Eines fällt dabei besonders auf: Ganz viele Heilige haben eine Vergangenheit. Ich meine das genau in dem Sinn, in dem man bis heute von einem Menschen sagt, er habe eine Vergangenheit, wenn man zum Ausdruck bringen will, dass es im früheren Leben dieses Menschen Dinge gab, die – vorsichtig gesagt – nicht in Ordnung waren. Ein paar willkürliche Beispiele: Ignatius von Loyola, ein Spanier adeliger Herkunft: Als Junger war er von brennendem Ehrgeiz besessen, hatte nichts anderes als militärische Abenteuer im Kopf, um angeben zu können und mit seinen Husarenstücken irgendein gräfliches Fräulein aufs Kreuz zu legen. Bis ihm bei einem solchen Kommando ein Bein zerschossen wurde. Auf dem monatelangen Krankenlager entdeckte er, dass er zu etwas ganz anderem bestimmt war: Nämlich anderen zu helfen, sich vor Gott selber zu finden. So wurde er zu einem der wichtigsten geistlichen Lehrer der Welt und zum Gründer des Jesuitenordens.
Oder nehmen wir Charles de Foucauld; er lebte im vorletzten Jahrhundert: Nicht ganz unähnlich dem Ignatius von Loyola ein Haudegen, Säufer, Spieler und Schürzenjäger sondergleichen. Bis er eines Tages – obwohl Ungläubiger – einfach so eine Kirche betritt, dort, weil gerade der Pfarrer da war, zur Beichte geht, sein ganzes Leben ausbreitet, und kurz darauf zum Beter und Einsiedler wird, um Gott allein zu suchen, weil er ihn als den wirklichen Schatz des Lebens erkannt hat.
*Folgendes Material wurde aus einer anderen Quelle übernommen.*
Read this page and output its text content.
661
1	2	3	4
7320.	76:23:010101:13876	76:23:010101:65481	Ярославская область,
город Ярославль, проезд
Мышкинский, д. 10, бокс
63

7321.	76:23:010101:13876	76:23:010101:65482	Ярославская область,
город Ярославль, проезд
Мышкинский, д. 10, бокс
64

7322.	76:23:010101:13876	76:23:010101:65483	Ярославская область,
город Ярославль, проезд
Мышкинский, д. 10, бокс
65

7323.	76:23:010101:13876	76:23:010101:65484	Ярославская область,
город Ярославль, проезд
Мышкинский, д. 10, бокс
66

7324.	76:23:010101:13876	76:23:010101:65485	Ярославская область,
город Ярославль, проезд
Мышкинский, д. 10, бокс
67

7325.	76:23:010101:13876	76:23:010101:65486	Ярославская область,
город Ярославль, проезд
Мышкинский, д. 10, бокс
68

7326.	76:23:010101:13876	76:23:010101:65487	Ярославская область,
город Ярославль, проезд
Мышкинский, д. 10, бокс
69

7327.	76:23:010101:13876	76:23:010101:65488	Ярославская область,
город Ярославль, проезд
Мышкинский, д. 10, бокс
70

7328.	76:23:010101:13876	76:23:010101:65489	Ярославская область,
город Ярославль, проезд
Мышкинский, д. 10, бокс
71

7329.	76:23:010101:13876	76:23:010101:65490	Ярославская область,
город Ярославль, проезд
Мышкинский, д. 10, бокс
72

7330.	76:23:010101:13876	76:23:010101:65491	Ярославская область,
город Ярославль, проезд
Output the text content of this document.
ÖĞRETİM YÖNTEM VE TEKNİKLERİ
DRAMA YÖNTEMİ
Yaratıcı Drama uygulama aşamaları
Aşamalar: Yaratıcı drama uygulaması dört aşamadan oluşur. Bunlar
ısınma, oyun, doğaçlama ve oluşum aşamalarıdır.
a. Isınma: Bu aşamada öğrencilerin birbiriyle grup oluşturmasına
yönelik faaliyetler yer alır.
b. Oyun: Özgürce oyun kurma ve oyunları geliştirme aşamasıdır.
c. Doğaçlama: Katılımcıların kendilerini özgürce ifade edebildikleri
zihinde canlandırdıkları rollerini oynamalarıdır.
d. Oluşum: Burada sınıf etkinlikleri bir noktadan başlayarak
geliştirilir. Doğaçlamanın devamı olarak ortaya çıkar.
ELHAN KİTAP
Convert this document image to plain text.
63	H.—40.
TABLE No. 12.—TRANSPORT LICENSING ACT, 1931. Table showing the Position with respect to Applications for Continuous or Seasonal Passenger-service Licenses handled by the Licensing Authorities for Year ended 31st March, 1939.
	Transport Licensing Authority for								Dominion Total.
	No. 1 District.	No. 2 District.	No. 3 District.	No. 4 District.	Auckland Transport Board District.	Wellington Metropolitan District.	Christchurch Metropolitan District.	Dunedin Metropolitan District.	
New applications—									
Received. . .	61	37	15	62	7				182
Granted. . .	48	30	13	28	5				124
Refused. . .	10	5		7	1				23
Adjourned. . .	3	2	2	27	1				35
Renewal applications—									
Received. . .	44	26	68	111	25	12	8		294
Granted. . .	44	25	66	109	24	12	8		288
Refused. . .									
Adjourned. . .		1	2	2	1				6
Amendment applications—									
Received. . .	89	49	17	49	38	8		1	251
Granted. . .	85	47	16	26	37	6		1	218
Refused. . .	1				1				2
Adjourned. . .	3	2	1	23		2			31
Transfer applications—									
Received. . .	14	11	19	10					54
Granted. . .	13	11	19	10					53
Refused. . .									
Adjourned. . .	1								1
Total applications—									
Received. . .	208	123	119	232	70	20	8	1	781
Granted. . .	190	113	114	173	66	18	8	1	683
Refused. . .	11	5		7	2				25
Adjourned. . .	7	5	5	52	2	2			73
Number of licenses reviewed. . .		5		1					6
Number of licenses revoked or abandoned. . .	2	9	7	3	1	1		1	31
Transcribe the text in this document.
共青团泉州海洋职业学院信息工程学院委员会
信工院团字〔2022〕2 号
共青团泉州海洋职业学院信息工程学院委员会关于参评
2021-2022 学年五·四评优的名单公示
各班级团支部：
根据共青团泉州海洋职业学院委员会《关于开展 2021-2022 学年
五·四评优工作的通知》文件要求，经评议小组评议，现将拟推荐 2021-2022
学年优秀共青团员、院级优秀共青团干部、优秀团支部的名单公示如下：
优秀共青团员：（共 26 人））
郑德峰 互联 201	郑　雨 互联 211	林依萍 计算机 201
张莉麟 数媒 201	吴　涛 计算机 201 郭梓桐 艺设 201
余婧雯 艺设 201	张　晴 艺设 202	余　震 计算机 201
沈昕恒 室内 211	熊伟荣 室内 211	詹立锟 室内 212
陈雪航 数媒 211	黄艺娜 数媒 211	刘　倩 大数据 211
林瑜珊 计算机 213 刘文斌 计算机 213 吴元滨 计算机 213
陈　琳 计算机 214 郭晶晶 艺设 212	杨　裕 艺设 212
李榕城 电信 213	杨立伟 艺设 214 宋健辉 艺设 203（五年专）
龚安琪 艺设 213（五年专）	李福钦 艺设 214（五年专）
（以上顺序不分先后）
Man kann die Sache auch von Extrem her angehen und fragen: Wenn denn Heilige nicht sozusagen von Geburt an heilig sein müssen, sondern geradewegs durch das Gegenteil hindurch erst zu Heiligen werden können – gibt’s dann auch heilige Mörder? Ja, die gibt es. Einen kennen Sie sehr gut beim Namen: Davor hieß er Saulus, danach Paulus. Saulus stand dabei, als ein paar Fanatiker den Stephanus mit Steinen totwarfen. Er passte dabei nicht nur auf die Kleider der Gewalttäter auf. Er war der Hauptverantwortliche für den Mord, weil ihn damals nur noch das eine Ziel umtrieb, dieses Christenpack, diese von alten Glauben Abgefallenen aus der Welt zu schaffen. Aber nicht viel später, als er Richtung Damaskus unterwegs war, da fiel es ihm wie Schuppen von den Augen, dass er das bekämpft und zu vernichten gesucht hatte, was er selbst am allermeisten suchte: Einen Gott, vor dem man als Mensch mit seinen Fehlern und Grenzen bestehen kann, weil diese Gott nicht zuerst fordert, sondern vor allem anderen barmherzig ist.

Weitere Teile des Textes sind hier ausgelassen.